The fifth generation of connectivity, better known as 5G, is poised to change communications as we know it. And Intel, not wanting to miss a beat, is making several big moves into 5G.
Today Intel announced that it will demo a 2-in-1 livestreaming video via an over-the-air 5G connection at the big Mobile World Congress 2018, which gets started in Barcelona next Monday, Feb. 26. The demo will be the first manifestation of a new collaboration, also announced today, between Intel, Dell, HP, Lenovo and Microsoft.
The companies are working together to bring 5G connectivity to Windows PCs with Intel XMM 8000 series commercial 5G modems. They expect the first of these 5G-connected PCs to ship in the second half of 2019.
Also at MWC 2018, Intel and its partners will be giving demos of 5G for connected cars, media and entertainment, and smart city applications.
Also today, Intel announced a multiyear collaboration with Unigroup Spreadtrum & RDA, a Chinese fabless semiconductor company. The two have agreed to develop a portfolio of 5G products for mobile platforms.
More specifically, Intel and Speadtrum say they’ll develop Spreadtrum’s first Android-based high-end 5G smartphone solution utilizing an Intel modem and Spreadtrum’s application processor technology. This device is also expected to hit the market in the second half of 2019.
Intel also demo’d some nifty 5G gear at this year’s Winter Olympics, now underway in South Korea. Attendees can view the action on their mobile devices, watching high-resolution images coupled with augmented reality for interactive data.
To make it all work, Intel set up 5G networks in the Olympics stadiums, captured digital images of the events from multiple angles, and then sent that data to nearby edge servers.
These servers, powered by Intel Xeon Scalable processors, process what’s known as “time-sliced” views of the athletes. These videos then stream over the air on 5G links.
But wait, there’s more. Last month, Intel — working with Deutsche Telecom and Huawei — conducted the world’s first successful test showcasing 5G interoperability and development testing based on the Release 15 NSA 5G NR specification. That standard has been defined through collaboration of the world’s telecommunication companies.
Promise of 5G
Why is Intel so excited about 5G? Because this new networking standard promises faster smartphones, new experiences in augmented and virtual reality, great improvements to both connected cars and smart homes — and possibly more.

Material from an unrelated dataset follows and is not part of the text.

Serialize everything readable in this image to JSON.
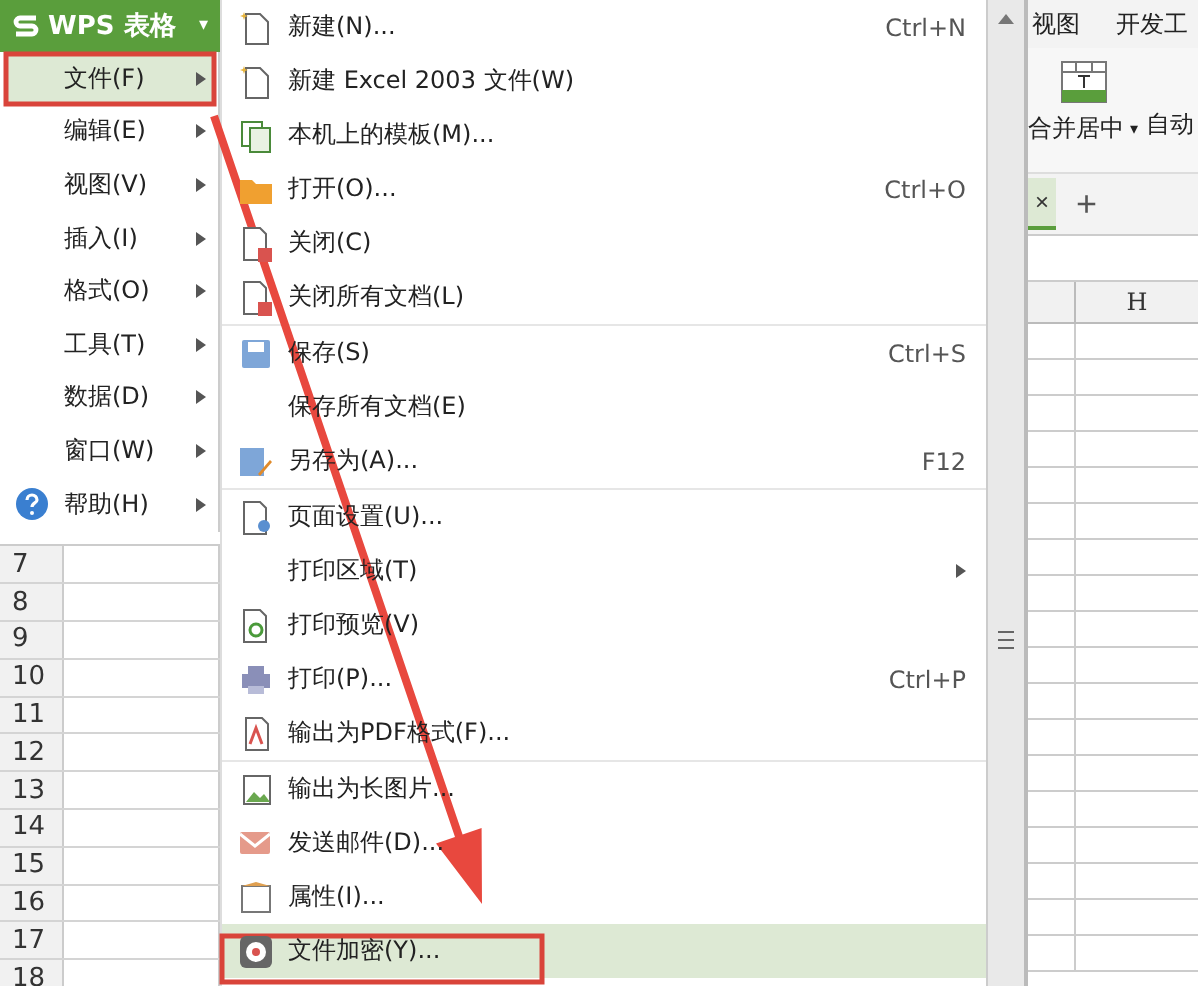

“5G will enable innovative service offerings unbounded by today’s infrastructure limitations and will spawn entire new industries,” writes Sandra Rivera, a senior VP and GM of network platforms at Intel, in an online editorial posted today.
Because the 5G standard hasn’t been finalized yet, the global 5G market is still small. But market researcher Netscribes predicts 5G sales worldwide will nearly double annually for the next 5 years, and then hit $251 billion by 2025.
That’s a serious market. And Intel is getting serious about 5G. How about you and your customers?